I remember a few years ago having a conversation with a friend about what if we developed cancer; it was probably when my mom was going through her treatments. I said at that time that if it were me and they suggested chemo, and it was recommended just to prolong my life with cancer, I would not have it. If however, it was to get rid of cancer or work to prevent more cancer, then I would. So here we are and here I am.
So now I’m attempting to be my regular, “here’s the plan” person. I had a conversation with my ten year old grandson this week and he was asking what chemo was like. We talked about what it was and how it acts and he was completely empathetic and concerned. When I told him that most probably I would lose my hair, he said, “well that sucks!”. Yup, it sucks and I am vain enough to be a mess about that. Over thirty years ago, I lost all my hair as a result of a drug I was taking, not related to cancer at all. I bought two great wigs, one that looked just like my own hairstyle and one longer hair as I had never had long hair in my life.
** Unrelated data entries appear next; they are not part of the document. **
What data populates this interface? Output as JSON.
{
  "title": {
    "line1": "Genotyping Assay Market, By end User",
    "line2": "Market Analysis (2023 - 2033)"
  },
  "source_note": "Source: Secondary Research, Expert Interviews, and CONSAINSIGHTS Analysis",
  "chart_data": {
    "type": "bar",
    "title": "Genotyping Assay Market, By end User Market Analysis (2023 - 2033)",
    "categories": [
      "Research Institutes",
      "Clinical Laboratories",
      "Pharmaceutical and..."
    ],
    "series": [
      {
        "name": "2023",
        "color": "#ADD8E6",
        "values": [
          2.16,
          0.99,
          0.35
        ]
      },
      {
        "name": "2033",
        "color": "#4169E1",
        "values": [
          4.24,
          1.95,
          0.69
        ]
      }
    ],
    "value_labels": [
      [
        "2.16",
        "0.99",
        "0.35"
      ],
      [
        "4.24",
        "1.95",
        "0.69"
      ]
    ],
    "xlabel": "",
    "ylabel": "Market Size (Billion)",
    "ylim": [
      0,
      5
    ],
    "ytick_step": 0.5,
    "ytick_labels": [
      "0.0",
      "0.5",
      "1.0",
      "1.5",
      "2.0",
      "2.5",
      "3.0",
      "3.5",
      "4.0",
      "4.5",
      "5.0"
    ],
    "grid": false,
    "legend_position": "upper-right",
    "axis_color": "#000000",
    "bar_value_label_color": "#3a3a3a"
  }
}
They were very expensive and I tried to have insurance benefits cover them and they told me that hair loss was not a medical condition. I responded that when you are forty, female and single, it sure as hell is! Anyway, several years later, I had a client at the shelter going through chemotherapy and so I gave her both wigs. She has since passed them on to someone else. So I guess we are starting again but this time benefits will pay a small amount towards it – better than nothing. So, getting a wig is sure on the list. The second thing is that I have decided that as I sit there with the chemo drugs dripping into my arm, I am going to imagine the drugs as a little army running through my body looking for any sign of cancer and shooting the hell out of it when found. I need to do this because the other part of my brain imagines it as a poison running through my body and yes, I do know that’s what it is but I prefer the army scenario.
All that aside, I am scared but know that I have to do this. I think we start three days from now.